Ridge Lane, SF’s Newest Street Park
On Saturday June 18, neighbors and city officials dedicated the first block of a new street park on Ridge Lane in the City’s Ocean View neighborhood. The project transformed a dirt path on a narrow public right-of-way into a linear park, with an accessible path, new lighting, benches, and landscaping. It was designed by Nahal Sohbati and Eric Arneson, landscape design students at Academy of Art.
Ridge Lane Neighbors have been working for over four years to improve Ridge Lane, and intend for this to be the first block of four, extending from Howth Street to San Jose Avenue. At the dedication, Mohammed Nuru, director of the Department of Public Works, committed to completing a second block in the coming year. When complete, the street park will provide a green connection to the Balboa Park Station, allowing neighbors and visitors to enjoy public gardens, places to sit, and vista spots with expansive views on the way to the station.
Ridge Lane is the newest of over 130 street parks in San Francisco. Street parks are public open spaces located in street rights-of-way. Many street parks are on rights-of-way too narrow or too steep for autos, and include San Francisco’s famous public stairways. The street parks program, a joint effort of San Francisco’s Department of Public Works and the Parks Alliance, assisted the Ridge Lane Neighbors, and Supervisor John Avalos secured funding in the City budget.
Street rights-of-way cover a quarter of San Francisco’s land area, and have huge potential to become public open spaces. Transforming just one-tenth of San Francisco’s street right-of-way could create a square mile of open space.

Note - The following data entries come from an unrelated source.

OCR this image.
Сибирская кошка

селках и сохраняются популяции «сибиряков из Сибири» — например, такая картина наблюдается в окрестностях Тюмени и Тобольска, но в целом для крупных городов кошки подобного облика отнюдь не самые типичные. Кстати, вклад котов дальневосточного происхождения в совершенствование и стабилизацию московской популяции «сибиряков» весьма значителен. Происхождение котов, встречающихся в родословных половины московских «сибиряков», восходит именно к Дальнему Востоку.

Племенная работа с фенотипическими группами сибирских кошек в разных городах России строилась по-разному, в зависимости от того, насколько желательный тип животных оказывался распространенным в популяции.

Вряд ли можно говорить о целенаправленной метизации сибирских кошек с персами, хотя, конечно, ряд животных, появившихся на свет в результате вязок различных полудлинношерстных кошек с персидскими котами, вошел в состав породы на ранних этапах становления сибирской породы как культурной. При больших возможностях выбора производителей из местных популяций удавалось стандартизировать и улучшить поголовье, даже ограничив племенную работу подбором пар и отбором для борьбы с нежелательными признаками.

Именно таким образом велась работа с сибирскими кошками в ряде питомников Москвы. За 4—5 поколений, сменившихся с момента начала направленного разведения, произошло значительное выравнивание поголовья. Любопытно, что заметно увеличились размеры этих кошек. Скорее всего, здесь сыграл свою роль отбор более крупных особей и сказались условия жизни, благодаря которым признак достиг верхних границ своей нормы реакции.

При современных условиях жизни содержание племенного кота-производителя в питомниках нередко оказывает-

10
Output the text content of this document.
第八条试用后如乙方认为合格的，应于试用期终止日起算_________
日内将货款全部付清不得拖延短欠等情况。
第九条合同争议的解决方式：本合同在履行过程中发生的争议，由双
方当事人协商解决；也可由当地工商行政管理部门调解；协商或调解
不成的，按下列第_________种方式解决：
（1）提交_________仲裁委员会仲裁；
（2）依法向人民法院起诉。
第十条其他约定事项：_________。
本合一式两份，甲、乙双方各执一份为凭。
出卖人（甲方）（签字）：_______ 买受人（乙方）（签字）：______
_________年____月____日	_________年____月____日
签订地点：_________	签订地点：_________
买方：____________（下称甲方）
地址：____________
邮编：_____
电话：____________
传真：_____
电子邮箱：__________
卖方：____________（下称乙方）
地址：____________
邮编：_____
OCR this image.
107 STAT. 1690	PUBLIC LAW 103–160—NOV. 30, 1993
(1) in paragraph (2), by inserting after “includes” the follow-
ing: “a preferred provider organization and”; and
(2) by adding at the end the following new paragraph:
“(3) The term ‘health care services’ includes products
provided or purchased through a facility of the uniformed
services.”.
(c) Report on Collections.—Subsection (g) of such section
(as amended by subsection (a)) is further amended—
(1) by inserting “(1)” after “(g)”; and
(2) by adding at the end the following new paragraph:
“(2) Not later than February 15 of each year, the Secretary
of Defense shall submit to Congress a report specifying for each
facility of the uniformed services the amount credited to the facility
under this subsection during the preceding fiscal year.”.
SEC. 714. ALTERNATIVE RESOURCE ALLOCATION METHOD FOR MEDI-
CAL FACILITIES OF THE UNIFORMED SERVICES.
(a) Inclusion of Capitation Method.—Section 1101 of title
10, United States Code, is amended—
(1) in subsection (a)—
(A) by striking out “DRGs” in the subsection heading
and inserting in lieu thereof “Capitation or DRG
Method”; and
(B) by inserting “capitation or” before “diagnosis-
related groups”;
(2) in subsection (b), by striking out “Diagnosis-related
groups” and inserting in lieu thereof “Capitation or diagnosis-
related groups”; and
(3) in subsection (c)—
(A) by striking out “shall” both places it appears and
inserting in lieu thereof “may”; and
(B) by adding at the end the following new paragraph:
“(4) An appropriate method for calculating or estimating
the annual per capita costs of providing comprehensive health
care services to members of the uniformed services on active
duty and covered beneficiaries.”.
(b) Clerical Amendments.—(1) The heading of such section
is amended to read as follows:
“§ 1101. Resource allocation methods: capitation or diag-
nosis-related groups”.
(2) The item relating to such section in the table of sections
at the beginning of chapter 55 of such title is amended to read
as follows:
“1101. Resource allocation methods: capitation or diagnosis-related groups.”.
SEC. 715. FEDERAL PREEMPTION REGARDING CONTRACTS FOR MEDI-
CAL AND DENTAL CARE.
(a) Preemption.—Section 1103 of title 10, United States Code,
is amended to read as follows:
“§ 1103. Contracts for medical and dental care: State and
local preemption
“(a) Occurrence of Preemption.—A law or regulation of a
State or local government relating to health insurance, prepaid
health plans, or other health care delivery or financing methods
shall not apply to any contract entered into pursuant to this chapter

Ridge Lane is also an example of San Franciscan’s growing interest in walkability. The area around Balboa Park Station is slowly becoming more walkable, as projects by the City and BART improve pedestrian connections to the surrounding neighborhoods, and new transit-oriented mixed-use buildings on Ocean Avenue have extended the commercial district closer to the Station. In March, the City completed the Ocean and Geneva Corridor Design, a plan for transforming Ocean and Geneva Avenues into better streets for walking and cycling. This fall, the City and BART will conduct a public workshop to plan affordable housing, retail, and street and transit station improvements at San Jose and Geneva avenues.